January 21, 2015 @ 10:18 am
It's overt pulpiness and sadistic violence are a bit much for me – I do not need "Cracker" remade by Quentin Tarantino.
Well, good news! Because that's not at all what Luther gives you. 🙂
That said, I get how it might be hard to watch. I nearly had to give up after Season 1 Episode 4. I'm glad I stuck with it, and I found it all to be well worth watching, but I'm not sure how eager I'd be to steel myself for a rewatch.
Sherlock, however, I'd stick that on anytime and enjoy the hell out of it. That's the upside of so many of its crimes being games played by supervillains, I suppose.
January 21, 2015 @ 4:15 pm
It sure would be gruesome to see Dodo join Sherlock… 😛
" 'ello, an' how'd'y'do, Mr. Sherlock!
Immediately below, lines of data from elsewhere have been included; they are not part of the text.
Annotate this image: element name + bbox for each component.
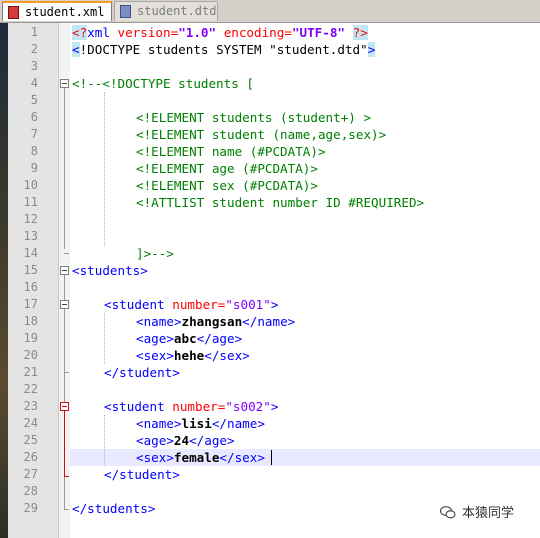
- fold-toggle-icon[interactable]: [60, 79, 69, 88]
- line-number: 6: [30, 110, 38, 124]
- line-number: 16: [23, 280, 38, 294]
- line-number: 24: [23, 416, 38, 430]
- watermark: 本猿同学: [440, 505, 514, 523]
- code-line[interactable]: <age>24</age>: [136, 432, 235, 449]
- code-line[interactable]: <students>: [72, 262, 148, 279]
- watermark-text: 本猿同学: [462, 506, 515, 521]
- code-line[interactable]: <?xml version="1.0" encoding="UTF-8" ?>: [72, 24, 368, 41]
- code-line[interactable]: <student number="s001">: [104, 296, 278, 313]
- line-number: 11: [23, 195, 38, 209]
- code-line[interactable]: <!ATTLIST student number ID #REQUIRED>: [136, 194, 424, 211]
- line-number: 1: [30, 25, 38, 39]
- indent-guide: [104, 415, 105, 466]
- code-line[interactable]: <!ELEMENT name (#PCDATA)>: [136, 143, 326, 160]
- code-line[interactable]: <!DOCTYPE students SYSTEM "student.dtd">: [72, 41, 376, 58]
- tab-label: student.xml: [25, 5, 105, 19]
- line-number: 26: [23, 450, 38, 464]
- indent-guide: [104, 313, 105, 364]
- line-number: 3: [30, 59, 38, 73]
- fold-line: [64, 411, 65, 476]
- line-number: 25: [23, 433, 38, 447]
- code-line[interactable]: <sex>hehe</sex>: [136, 347, 250, 364]
- line-number: 2: [30, 42, 38, 56]
- line-number: 20: [23, 348, 38, 362]
- fold-line: [64, 88, 65, 249]
- code-line[interactable]: <age>abc</age>: [136, 330, 242, 347]
- fold-end: [64, 509, 69, 510]
- line-number: 29: [23, 501, 38, 515]
- tab-student-xml[interactable]: student.xml: [2, 1, 112, 21]
- code-line[interactable]: <!ELEMENT sex (#PCDATA)>: [136, 177, 318, 194]
- fold-end: [64, 253, 69, 254]
- line-number: 8: [30, 144, 38, 158]
- fold-toggle-icon[interactable]: [60, 266, 69, 275]
- code-line[interactable]: <name>zhangsan</name>: [136, 313, 295, 330]
- tab-bar: student.xml student.dtd: [0, 0, 540, 23]
- line-number: 4: [30, 76, 38, 90]
- line-number: 5: [30, 93, 38, 107]
- line-number: 17: [23, 297, 38, 311]
- tab-label: student.dtd: [137, 4, 217, 18]
- code-line[interactable]: <!--<!DOCTYPE students [: [72, 75, 254, 92]
- xml-file-icon: [8, 6, 19, 19]
- fold-toggle-icon[interactable]: [60, 402, 69, 411]
- line-number: 21: [23, 365, 38, 379]
- line-number: 15: [23, 263, 38, 277]
- dtd-file-icon: [120, 5, 131, 18]
- tab-student-dtd[interactable]: student.dtd: [114, 1, 218, 21]
- code-line[interactable]: <!ELEMENT age (#PCDATA)>: [136, 160, 318, 177]
- code-line[interactable]: </student>: [104, 364, 180, 381]
- fold-end: [64, 476, 69, 477]
- fold-toggle-icon[interactable]: [60, 300, 69, 309]
- code-line[interactable]: <student number="s002">: [104, 398, 278, 415]
- code-line[interactable]: <!ELEMENT student (name,age,sex)>: [136, 126, 386, 143]
- line-number: 23: [23, 399, 38, 413]
- code-line[interactable]: ]>-->: [136, 245, 174, 262]
- line-number: 9: [30, 161, 38, 175]
- indent-guide: [104, 92, 105, 246]
- line-number: 19: [23, 331, 38, 345]
- line-number: 13: [23, 229, 38, 243]
- line-number: 10: [23, 178, 38, 192]
- code-line[interactable]: <sex>female</sex>: [136, 449, 265, 466]
- line-number: 12: [23, 212, 38, 226]
- line-number: 14: [23, 246, 38, 260]
- text-cursor: [271, 450, 272, 465]
- wechat-logo-icon: [440, 506, 456, 519]
- code-line[interactable]: </student>: [104, 466, 180, 483]
- code-line[interactable]: </students>: [72, 500, 155, 517]
- line-number: 7: [30, 127, 38, 141]
- line-number: 28: [23, 484, 38, 498]
- line-number: 18: [23, 314, 38, 328]
- code-line[interactable]: <!ELEMENT students (student+) >: [136, 109, 371, 126]
- fold-end: [64, 372, 69, 373]
- code-line[interactable]: <name>lisi</name>: [136, 415, 265, 432]
- line-number: 27: [23, 467, 38, 481]
- window-edge: [0, 23, 8, 538]
- line-number: 22: [23, 382, 38, 396]
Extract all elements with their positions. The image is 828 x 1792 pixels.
Where's the telephone?"
January 21, 2015 @ 10:18 pm
Really enjoying the Sherlock essays. I absolutely adore the combination of comedy that switches straight into such heartfelt lines that I can find myself tearing up at points during the speech. "Sherlock does best man speech" – truly wonderful.
January 26, 2015 @ 7:14 am
From what I remember from commentaries, Davies told Moffat "BTW, Jack's omnisexual" not expecting Moffat to do much with it, and Moffat ran with the idea giving Jack his initial characterization. Also, Davies has said that Moffat was the one writer he didn't rewrite. Which suggests that Jack's initial characterization is largely Moffat's work.
January 26, 2015 @ 9:25 am
UrsulaL: I definitely wouldn't discount Moffat's contribution to the character — that certainly suggests that even if the concept came entirely from RTD and Barrowman, the words and behavior most likely were Moffat's. I just wonder how much actual ownership he feels of Jack, vs. a character like River who is presumably entirely his concept.
January 26, 2015 @ 2:18 pm
My understanding of the structure of this episode was not that Moffat did rewrites, but rather that the three parts of the episode (the speech, the bachelor party, and the murder) were divided between the three writers, and Moffat took the speech. Then the three threads were woven together.
Which is a really interesting collaborative approach. Particularly since the different sections would have been at least partially filmed separately (particularly the speech, which was mostly in one location) and that they are three distinct time periods in the story.
It's almost a cut-and-paste mashup of three different episodes for three different shows, with three different writers.